Open AccessOrganic nitrates, thionitrates, peroxynitrites, and nitric oxide: a molecular orbital study of the (X = O, S) rearrangement, a reaction of potential biological significance
Author(s) -
Dale R. Cameron,
Brian M. Bennett
Publication year - 1995
Publication title -
canadian journal of chemistry
Language(s) - English
Resource type - Journals
SCImago Journal Rank - 0.323
H-Index - 68
eISSN - 1480-3291
pISSN - 0008-4042
DOI - 10.1139/v95-202
Subject(s) - homolysis , chemistry , nitric oxide , photochemistry , molecular orbital , stereochemistry , medicinal chemistry , computational chemistry , radical , organic chemistry , molecule
The rearrangement of organic thionitrate to sulfenyl nitrite potentially mediates the release of nitric oxide from organic nitrates, such as nitroglycerin, in the presence of thiol. The biological activity of these nitrovasodilators is proposed to result from release of nitric oxide in vivo. The thionitrate rearrangement bears analogy to the rearrangement of peroxynitrous acid to nitric acid, which has been proposed to mediate the biological toxicity of nitric oxide and superoxide.

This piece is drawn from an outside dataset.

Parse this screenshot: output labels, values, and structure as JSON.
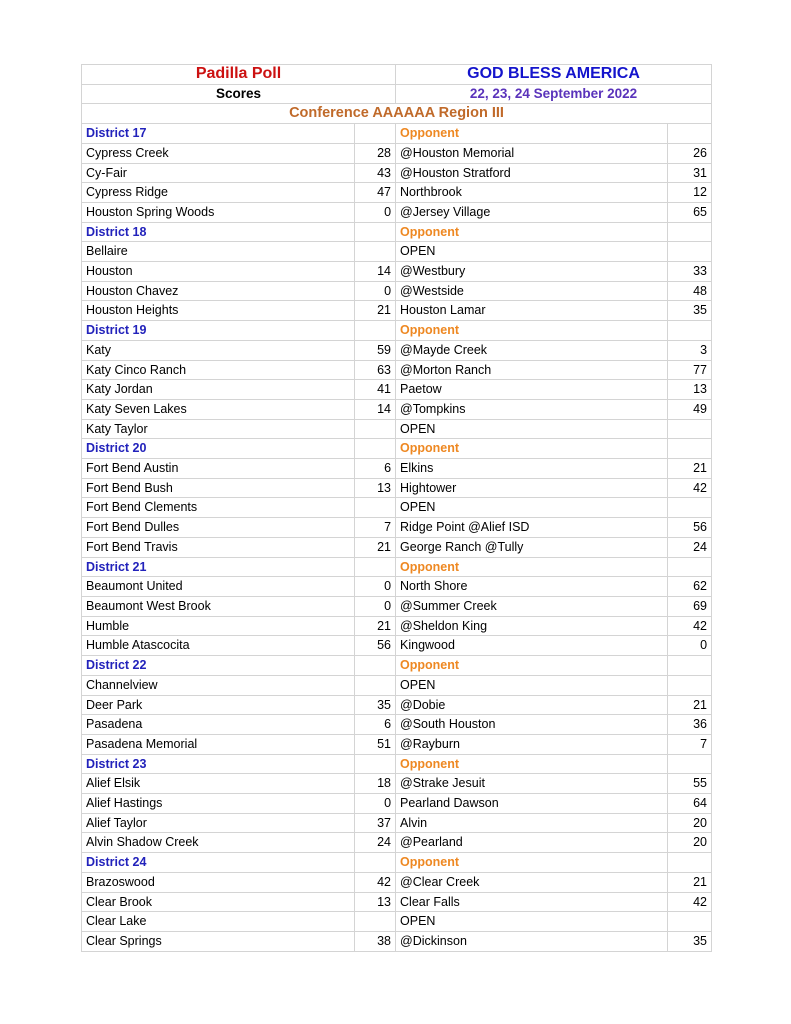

In this paper, the two concerted rearrangement processes and competing homolytic reactions are explored using molecular orbital calculations at levels up to MP4SDQ/6-31G*//MP2/6-31G*. Examination of structure and energy for all conformers and isomers of RSONO 2 (R = H, Me), models for organic thionitrates and their isomers, demonstrates that structures corresponding to thionitrates and sulfenyl nitrates are of similar energy. Free energies of reaction for homolysis of these compounds are low (ΔG 0 < 19 kcal/mol), whereas the barrier for concerted rearrangement is large (ΔG ≠ (aq.) = 56 kcal/mol). The larger barrier for concerted rearrangement of peroxynitrous acid to nitric acid (ΔG ≠ (aq.) = 60 kcal/mol) again compares unfavourably with homolysis (ΔG 0 < 11 kcal/mol for homolysis to NO 2 or • NO). The transition state structures, confirmed by normal mode and intrinsic reaction coordinate analysis, indicate that considerable structural reorganization is required for concerted rearrangement of the ground state species. These results suggest that concerted rearrangement is not likely to be a viable step in either biological process. However, rearrangement via homolysis and radical recombination may provide an energetically accessible pathway for peroxynitrous acid rearrangement to nitric acid and rearrangement of thionitrate to sulfenyl nitrite. In this case, NO 2 will be a primary product of both reactions. Keywords: thionitrate, nitric oxide, peroxynitrite, nitrovasodilator, nitrate.